Friday, May 15, 2020
‘You men who are stiff-necked and uncircumcised in heart and ears are always resisting the Holy Spirit; you are doing just as your fathers did. Which one of the prophets did your fathers not persecute? They killed those who had previously announced the coming of the Righteous One, whose betrayers and murderers you have now become; you who received the law as ordained by angels, and yet did not keep it.’
When a scientist named Galileo publically espoused Copernicus’ theory that the earth revolves around the sun, opposing Aristotle’s long held theory that the sun revolves around the earth, he got in big trouble.
In 1624 he was summoned to Rome by the Inquisition to stand trial for “grave suspicion of heresy.” He was found guilty at the trial and sentenced to life in prison, though that sentence was later softened to house arrest. Universities and scientists were then commanded to burn all of his books.
It wasn’t unit 1992 that the pope publically acknowledged the Vatican’s horrible error. Unfortunately for Galileo that apology came 300 years too late!
Can you imagine standing in Galileo’s shoes as he bravely condemned a great philosopher, centuries of tradition, religious creeds, and scientific theories that were all built on the same shoddy foundation?

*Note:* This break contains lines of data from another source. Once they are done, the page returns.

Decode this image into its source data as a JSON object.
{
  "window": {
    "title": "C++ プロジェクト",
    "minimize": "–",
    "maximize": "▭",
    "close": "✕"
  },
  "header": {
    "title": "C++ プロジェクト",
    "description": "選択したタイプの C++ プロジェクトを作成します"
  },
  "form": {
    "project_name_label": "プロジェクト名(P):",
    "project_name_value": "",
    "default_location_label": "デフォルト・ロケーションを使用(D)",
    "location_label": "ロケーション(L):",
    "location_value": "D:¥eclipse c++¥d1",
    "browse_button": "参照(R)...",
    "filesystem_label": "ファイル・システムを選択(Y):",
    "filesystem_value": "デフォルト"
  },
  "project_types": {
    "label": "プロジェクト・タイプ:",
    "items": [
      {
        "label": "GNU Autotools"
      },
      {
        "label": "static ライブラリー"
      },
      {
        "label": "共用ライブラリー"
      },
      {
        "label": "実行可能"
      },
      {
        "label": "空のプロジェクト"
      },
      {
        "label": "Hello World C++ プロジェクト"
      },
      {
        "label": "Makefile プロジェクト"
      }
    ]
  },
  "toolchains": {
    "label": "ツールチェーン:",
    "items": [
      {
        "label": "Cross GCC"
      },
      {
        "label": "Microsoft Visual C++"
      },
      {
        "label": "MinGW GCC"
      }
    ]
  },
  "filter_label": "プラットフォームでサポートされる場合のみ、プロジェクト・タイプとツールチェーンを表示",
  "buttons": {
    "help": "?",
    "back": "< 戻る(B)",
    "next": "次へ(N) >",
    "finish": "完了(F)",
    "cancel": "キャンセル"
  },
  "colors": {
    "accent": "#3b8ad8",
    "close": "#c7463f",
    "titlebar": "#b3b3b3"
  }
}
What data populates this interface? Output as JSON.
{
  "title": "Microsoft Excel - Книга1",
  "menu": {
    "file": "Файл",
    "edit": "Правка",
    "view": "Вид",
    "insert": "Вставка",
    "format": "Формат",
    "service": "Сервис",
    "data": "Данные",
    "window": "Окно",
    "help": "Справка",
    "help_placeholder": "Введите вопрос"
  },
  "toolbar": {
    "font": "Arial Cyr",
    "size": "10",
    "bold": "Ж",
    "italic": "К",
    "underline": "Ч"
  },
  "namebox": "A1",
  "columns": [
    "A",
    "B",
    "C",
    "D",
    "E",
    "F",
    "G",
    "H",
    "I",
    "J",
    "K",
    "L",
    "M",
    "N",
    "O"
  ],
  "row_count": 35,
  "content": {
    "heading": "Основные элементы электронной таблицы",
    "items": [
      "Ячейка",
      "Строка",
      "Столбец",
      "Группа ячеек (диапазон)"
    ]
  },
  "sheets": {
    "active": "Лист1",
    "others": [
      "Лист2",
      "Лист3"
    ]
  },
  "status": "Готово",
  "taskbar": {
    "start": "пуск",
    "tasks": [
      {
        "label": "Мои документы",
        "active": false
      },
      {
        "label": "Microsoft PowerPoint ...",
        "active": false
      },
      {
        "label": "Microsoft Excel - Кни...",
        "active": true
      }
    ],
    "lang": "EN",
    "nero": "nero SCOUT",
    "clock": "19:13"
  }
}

He was a man of conviction though, and he believed the truth was worth fighting for.
In Acts chapter 7 we are introduced to another man named Stephen who stands boldly in the face of national corruption, and he will effectively become the Church’s first martyr. Look at the strong adjectives he uses to describe these religious leaders in verse 51: “stiff-necked and uncircumcised in heart! Murderers! Law breakers!”
These are the feared political and religious leaders in Israel, and Stephen cuts right through their facades to expose the vileness of their hypocrisy. He doesn’t fear opposition. He demonstrates true conviction, and true conviction understands that God’s Truth is higher than religious systems, traditions, and governments.
Look at our culture today. In America, it is acceptable to murder unborn babies. It is acceptable for two members of the same sex to get married. It is acceptable to believe that humans evolved from monkeys and the world exploded into existence on its own. It is acceptable to divorce your husband or wife if times get tough. It is acceptable to believe that every religion is equal and good.
Are you responding to this society with conviction? Are you keeping God’s Truth as your barometer for life even as the world becomes more and more offended by it? Jesus promised that “all who desire to live godly in the world will suffer persecution.” That truth played out on the stage of Stephen’s life graphically. But while it cost Stephen everything, pleasing God was a far greater prize to him than pleasing the fickle mob.
Is it to you?
Prayer Point: Have you been tempted to compromise your faith, love and purity this week? Pray for God to fill you with a sense of awe and love for Him, as you remember that your identity is found in what He did for you . . . not in what others think of you.
Extra Refreshment: Read Stephen’s entire speech in Acts chapter 7 and notice the last words he says before he is killed. Like Christ before him, he prays for God to forgive his murderers and demonstrates that speaking Truth to a fallen world should be done with grace and compassion.